Lorsqu’il fut nommé, en 1884, professeur de Culture au Muséum, Cornu trouva, dans ce nouveau service, l’occasion de manifester toutes les ressources de son activité. Il eut d’abord à remettre en état, avec des crédits notoirement insuffisants, les jardins et les serres qu’un assez long interrègne avait laissés presque à l’abandon. Il fit résolument face aux difficultés de la tâche. La restauration des parterres avec des corbeilles à garnitures variables pour chaque saison ; la constitution des collections de plantes d’ornement : Rosiers, Chrysanthèmes, Dahlias, furent, pour le public, les premiers signes visibles de sa gestion. L’établissement de relations permanentes avec les résidents, les colons et les missionnaires, fit affluer au Muséum des plants ou graines d’espèces nouvelles ; il en surveilla le développement avec un soin jaloux, détermina, par l’étude approfondie de la graine, certaines espèces inconnues ou douteuses, et fit connaître les espèces ou les variétés susceptibles d’être répandues soit à titre ornemental, soit à titre alimentaire ou industriel.
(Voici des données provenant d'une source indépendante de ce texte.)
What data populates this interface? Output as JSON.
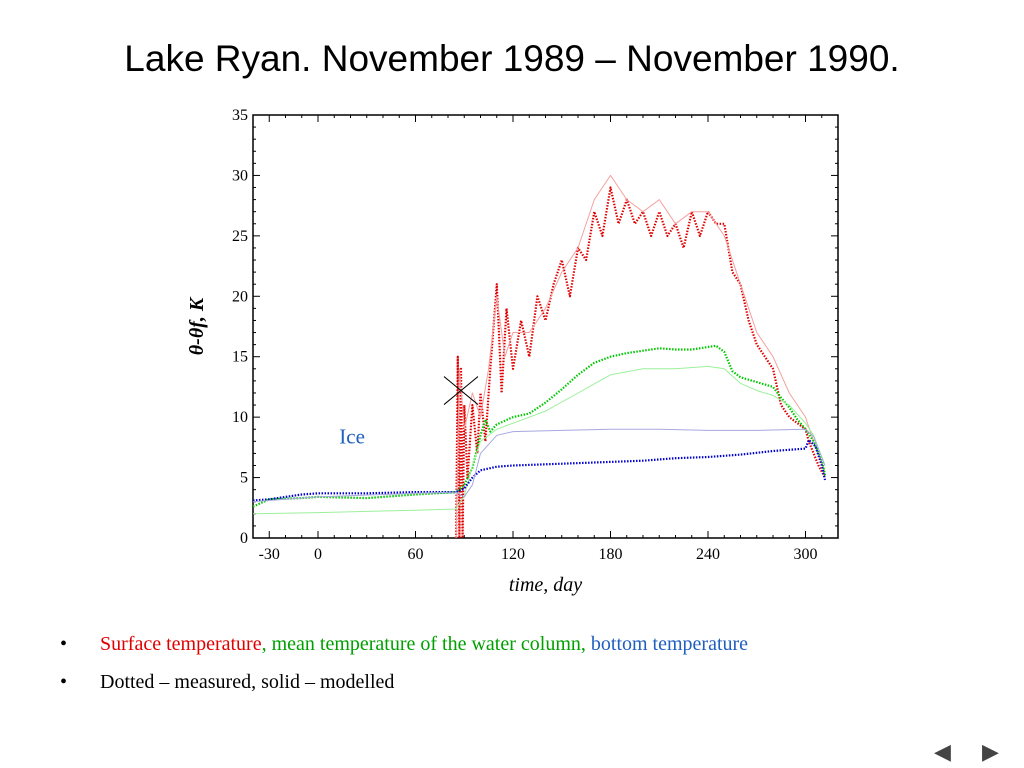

Ces multiples occupations n’empêchaient point Cornu de chercher à étendre le cercle d’action du Muséum. Sans méconnaître le rôle de ce grand établissement comme instrument d’études et de collections, il eut le mérite de faire aux plantes utiles des colonies une place jusqu’alors trop exiguë, et il créa, le premier, un cours de Cultures coloniales. Ses efforts ne furent pas vains : depuis quelques années, un certain nombre de colonies, notamment celles de la Côte d’Afrique, ont reçu, par ses soins, des plantes importantes à divers titres, qui sont maintenant en pleine production,

En outre, il étendit et perfectionna le système d’échanges entre le Muséum et les jardins indigènes ou étrangers. Au catalogue annuel des graines, il ajouta, dès 1886, une liste de plantes vivantes nouvelles ou peu connues ; et, à partir de 1887, un nouveau catalogue fut destiné aux divers établissements d’instruction. Tous ceux qui dirigent un jardin botanique, même modeste, ont pu apprécier l’importance de ces innovations.

On pourra juger, par cette courte et incomplète énumération, de l’œuvre accomplie par Maxime Cornu, et les regrets que sa fin prématurée laisse à ses amis seront partagés par tous ceux qui s’intéressent à la prospérité du Muséum.